"My experience with the creative arts at school was uniformly terrible."iStock Photos

“The thing is, I don’t hate art, and I never have hated it. I love it. From a very young age, I have been singing and acting, visiting art museums and theatre productions, reading and writing voraciously, and above all, just being creative and expressing myself. And it’s sad, and symptomatic of the deep flaws in our education system, that this has been misunderstood.”

These are a few sentences from the introduction to my final portfolio for my Silver Arts Award, an extracurricular, multidisciplinary arts qualification which I was lucky enough to take in Year 10. I was certain that I wanted to take this qualification as soon as I heard about it — but I was equally certain that I never wanted to study a ‘creative’ subject at GCSE. My experience with the creative arts at school, from Reception to Year 9, was uniformly terrible.

Having a disability which affects my fine motor skills was pretty prohibitive when it came to enjoying art and design-related subjects in school. Ever since my very first art lessons, enjoying the visual arts was equated with being able to produce high-quality works of visual art — something I, with my clumsy fingers, could never do. More specifically, I would never be able to produce anything which would fit the rigid standards of curriculum-assessed work.

“Arts subjects had all the rigid quantification of maths or science lessons without any of the pretence of utility.”

I may well have been able to benefit from art and design classes by working on something I felt sincerely passionate about rather than the prescriptive weekly tasks, or even by writing about artwork and exhibitions instead of creating art myself (which I did have the chance to do for my Arts Award). If a subject is fundamentally about self-expression, each individual will have a specific way of engaging with it which suits them best. However, as many of us will agree, the British education system does not prioritise self-expression; it prioritises assessment. At my secondary school, art and design classes were taught exactly like any academic subject: we had grades, we had assessment objectives, we had fixed classwork and homework. These subjects had all the rigid quantification of maths or science lessons without any of the pretence of utility. As a result, they offered most of us nothing. Some people did happen to be satisfied by the strict approach, but most of us used the lessons as an extra break time and promptly dropped them after Key Stage 3 — and no wonder.

Music and drama were a similar story. I, and many others, pursued music and drama outside school, and sometimes in school-based societies. Curricular lessons simply cannot compare to the experience of focusing intensely on a certain instrument(s), or fully immersing yourself in your role in a production, with like-minded, passionate musicians and actors. While there is often standardised testing involved in these subjects (remember the Grade 5 Theory slog?), they are self-directed in a way that standard classes aimed at students with wildly different interests cannot be. Committed, self-motivated preparation for performances or even for grades can give students the tools to become confident and expressive in whatever art they choose. No national curriculum guidelines are needed for this.

“Without the incentive to rank students, our freedom was almost boundless.”

Underprivileged students often lack the means or encouragement to pursue the arts. This is a problem. But arguing that more money should be pumped into curricular arts lessons, only for them to be ruined by an exam-oriented system which isn’t designed for them, is the wrong way to solve it.

Instead, freeing up some time in the school week for students to take government-funded or subsidised music, art or drama lessons independently of school could give every child the opportunity to become dedicated to an art form: an opportunity which currently tends to be a preserve of students who can afford private lessons. It would also give a new level of autonomy to arts teachers, and allow for more innovative pedagogy.

The Arts Award is a superb model of what arts education can achieve when unfettered by the national curriculum. I did have to produce my own art: I put together a photography project exploring different architectural styles (and wrote an essay to accompany it). I wrote some poems and a play.

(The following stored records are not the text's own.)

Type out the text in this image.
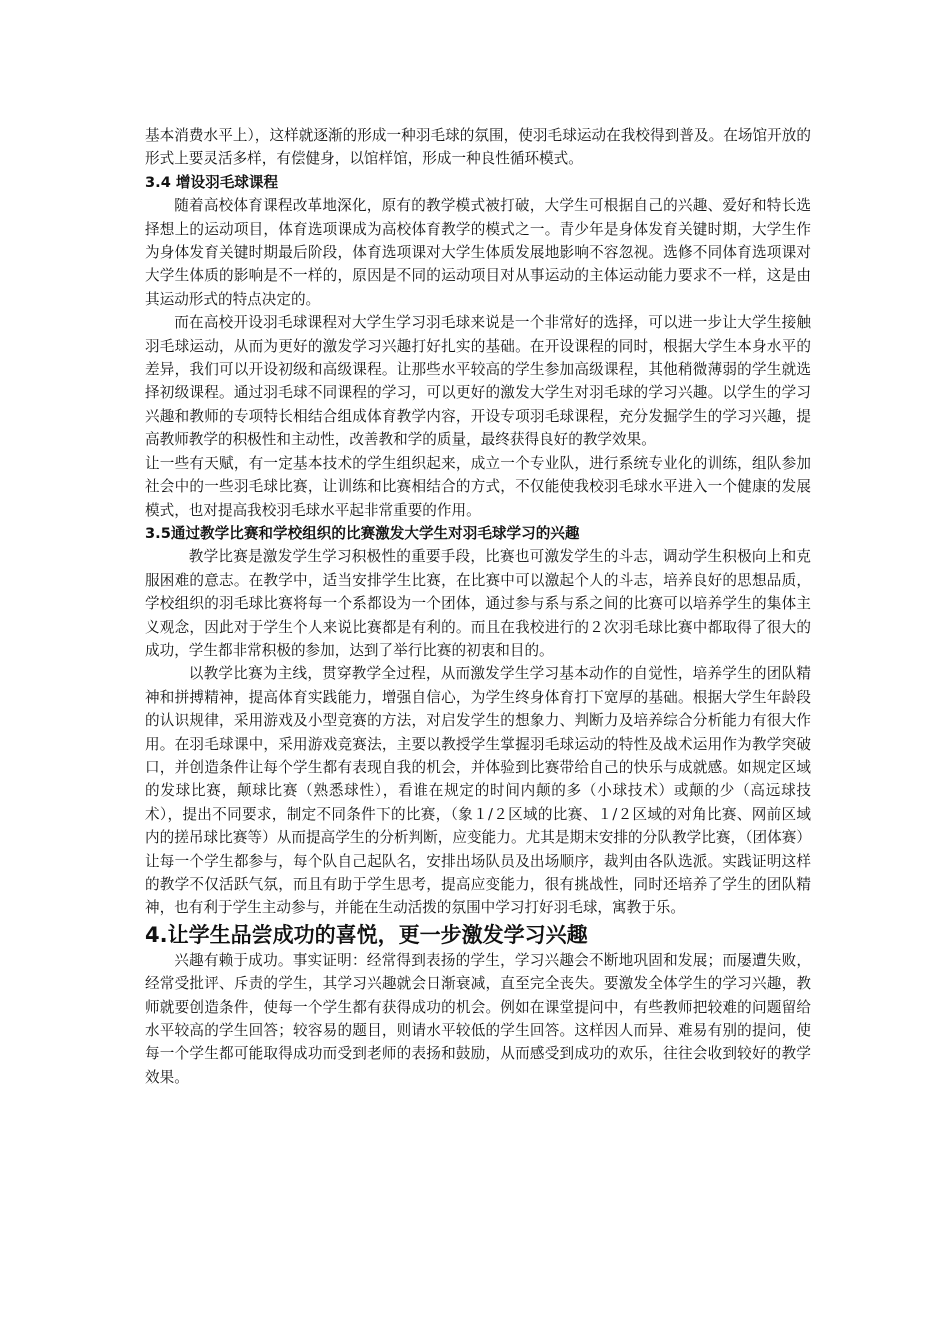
基本消费水平上），这样就逐渐的形成一种羽毛球的氛围，使羽毛球运动在我校得到普及。在场馆开放的形式上要灵活多样，有偿健身，以馆样馆，形成一种良性循环模式。

3.4 增设羽毛球课程

随着高校体育课程改革地深化，原有的教学模式被打破，大学生可根据自己的兴趣、爱好和特长选择想上的运动项目，体育选项课成为高校体育教学的模式之一。青少年是身体发育关键时期，大学生作为身体发育关键时期最后阶段，体育选项课对大学生体质发展地影响不容忽视。选修不同体育选项课对大学生体质的影响是不一样的，原因是不同的运动项目对从事运动的主体运动能力要求不一样，这是由其运动形式的特点决定的。

而在高校开设羽毛球课程对大学生学习羽毛球来说是一个非常好的选择，可以进一步让大学生接触羽毛球运动，从而为更好的激发学习兴趣打好扎实的基础。在开设课程的同时，根据大学生本身水平的差异，我们可以开设初级和高级课程。让那些水平较高的学生参加高级课程，其他稍微薄弱的学生就选择初级课程。通过羽毛球不同课程的学习，可以更好的激发大学生对羽毛球的学习兴趣。以学生的学习兴趣和教师的专项特长相结合组成体育教学内容，开设专项羽毛球课程，充分发掘学生的学习兴趣，提高教师教学的积极性和主动性，改善教和学的质量，最终获得良好的教学效果。

让一些有天赋，有一定基本技术的学生组织起来，成立一个专业队，进行系统专业化的训练，组队参加社会中的一些羽毛球比赛，让训练和比赛相结合的方式，不仅能使我校羽毛球水平进入一个健康的发展模式，也对提高我校羽毛球水平起非常重要的作用。

3.5通过教学比赛和学校组织的比赛激发大学生对羽毛球学习的兴趣

教学比赛是激发学生学习积极性的重要手段，比赛也可激发学生的斗志，调动学生积极向上和克服困难的意志。在教学中，适当安排学生比赛，在比赛中可以激起个人的斗志，培养良好的思想品质，学校组织的羽毛球比赛将每一个系都设为一个团体，通过参与系与系之间的比赛可以培养学生的集体主义观念，因此对于学生个人来说比赛都是有利的。而且在我校进行的２次羽毛球比赛中都取得了很大的成功，学生都非常积极的参加，达到了举行比赛的初衷和目的。

以教学比赛为主线，贯穿教学全过程，从而激发学生学习基本动作的自觉性，培养学生的团队精神和拼搏精神，提高体育实践能力，增强自信心，为学生终身体育打下宽厚的基础。根据大学生年龄段的认识规律，采用游戏及小型竞赛的方法，对启发学生的想象力、判断力及培养综合分析能力有很大作用。在羽毛球课中，采用游戏竞赛法，主要以教授学生掌握羽毛球运动的特性及战术运用作为教学突破口，并创造条件让每个学生都有表现自我的机会，并体验到比赛带给自己的快乐与成就感。如规定区域的发球比赛，颠球比赛（熟悉球性），看谁在规定的时间内颠的多（小球技术）或颠的少（高远球技术），提出不同要求，制定不同条件下的比赛，（象１/２区域的比赛、１/２区域的对角比赛、网前区域内的搓吊球比赛等）从而提高学生的分析判断，应变能力。尤其是期末安排的分队教学比赛，（团体赛）让每一个学生都参与，每个队自己起队名，安排出场队员及出场顺序，裁判由各队选派。实践证明这样的教学不仅活跃气氛，而且有助于学生思考，提高应变能力，很有挑战性，同时还培养了学生的团队精神，也有利于学生主动参与，并能在生动活拨的氛围中学习打好羽毛球，寓教于乐。

4.让学生品尝成功的喜悦，更一步激发学习兴趣

兴趣有赖于成功。事实证明：经常得到表扬的学生，学习兴趣会不断地巩固和发展；而屡遭失败，经常受批评、斥责的学生，其学习兴趣就会日渐衰减，直至完全丧失。要激发全体学生的学习兴趣，教师就要创造条件，使每一个学生都有获得成功的机会。例如在课堂提问中，有些教师把较难的问题留给水平较高的学生回答；较容易的题目，则请水平较低的学生回答。这样因人而异、难易有别的提问，使每一个学生都可能取得成功而受到老师的表扬和鼓励，从而感受到成功的欢乐，往往会收到较好的教学效果。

I also had to submit a final, cohesively-organised portfolio to be judged, which I did by tying all of my work into the general theme of ‘global cultures through art.’


Mountain View

How the British school system is killing creativity

The portfolio had to contain a couple of reviews of shows or exhibitions which linked to my chosen general theme; this allowed me to engage with a wide range of art forms, including those which I appreciated but didn’t enjoy creating. There was no incentive to rank students against each other or quantify our performance, and so our freedom to create projects which genuinely inspired us was almost boundless.

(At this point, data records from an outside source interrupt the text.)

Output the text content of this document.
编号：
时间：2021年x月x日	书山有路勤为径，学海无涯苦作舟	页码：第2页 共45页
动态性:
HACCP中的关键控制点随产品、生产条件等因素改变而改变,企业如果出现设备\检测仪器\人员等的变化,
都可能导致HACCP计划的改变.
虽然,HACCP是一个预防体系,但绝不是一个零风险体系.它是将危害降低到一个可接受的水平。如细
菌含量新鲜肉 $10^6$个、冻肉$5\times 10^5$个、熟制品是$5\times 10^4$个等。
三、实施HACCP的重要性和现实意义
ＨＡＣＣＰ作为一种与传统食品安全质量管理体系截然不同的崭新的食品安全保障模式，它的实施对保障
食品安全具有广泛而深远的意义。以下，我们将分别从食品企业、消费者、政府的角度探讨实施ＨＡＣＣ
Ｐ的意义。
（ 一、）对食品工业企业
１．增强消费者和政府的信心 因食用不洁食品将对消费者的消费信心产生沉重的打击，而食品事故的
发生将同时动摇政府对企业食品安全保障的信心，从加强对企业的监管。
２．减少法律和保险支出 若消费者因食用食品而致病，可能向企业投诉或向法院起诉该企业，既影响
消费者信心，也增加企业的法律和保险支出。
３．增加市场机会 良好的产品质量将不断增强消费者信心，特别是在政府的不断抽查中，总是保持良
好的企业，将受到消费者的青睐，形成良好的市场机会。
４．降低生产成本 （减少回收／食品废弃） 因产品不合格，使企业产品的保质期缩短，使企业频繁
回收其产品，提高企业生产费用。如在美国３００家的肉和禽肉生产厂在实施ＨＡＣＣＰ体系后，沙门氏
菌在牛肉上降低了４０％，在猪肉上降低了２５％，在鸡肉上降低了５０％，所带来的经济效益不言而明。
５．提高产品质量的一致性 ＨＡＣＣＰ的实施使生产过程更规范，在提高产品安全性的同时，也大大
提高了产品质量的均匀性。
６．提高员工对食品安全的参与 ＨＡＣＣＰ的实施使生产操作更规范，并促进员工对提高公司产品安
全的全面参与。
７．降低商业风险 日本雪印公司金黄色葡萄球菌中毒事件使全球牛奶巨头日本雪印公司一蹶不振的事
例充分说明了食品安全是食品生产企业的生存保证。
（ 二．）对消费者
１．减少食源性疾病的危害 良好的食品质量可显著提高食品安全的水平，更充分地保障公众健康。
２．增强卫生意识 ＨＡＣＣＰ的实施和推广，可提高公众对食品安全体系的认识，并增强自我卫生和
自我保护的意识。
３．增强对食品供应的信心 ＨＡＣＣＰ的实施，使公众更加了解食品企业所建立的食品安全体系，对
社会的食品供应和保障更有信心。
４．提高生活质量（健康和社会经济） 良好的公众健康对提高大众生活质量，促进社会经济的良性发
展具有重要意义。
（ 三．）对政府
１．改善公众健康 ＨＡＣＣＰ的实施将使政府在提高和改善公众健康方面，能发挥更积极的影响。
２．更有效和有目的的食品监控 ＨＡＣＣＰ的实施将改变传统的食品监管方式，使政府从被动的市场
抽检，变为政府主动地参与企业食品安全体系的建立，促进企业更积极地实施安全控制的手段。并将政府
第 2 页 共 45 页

I’m not saying that GCSE and A-level (or equivalent) qualifications in the arts should be scrapped; they do certainly suit some people. But judging by my experience of national arts curricula, I think it's safe to say that most people do not fall in love with the arts through school lessons, especially in Key Stage 3 and earlier. If we acknowledge that the assessment-oriented model used for academic subjects does not work for the arts, there is no reason to cling to it.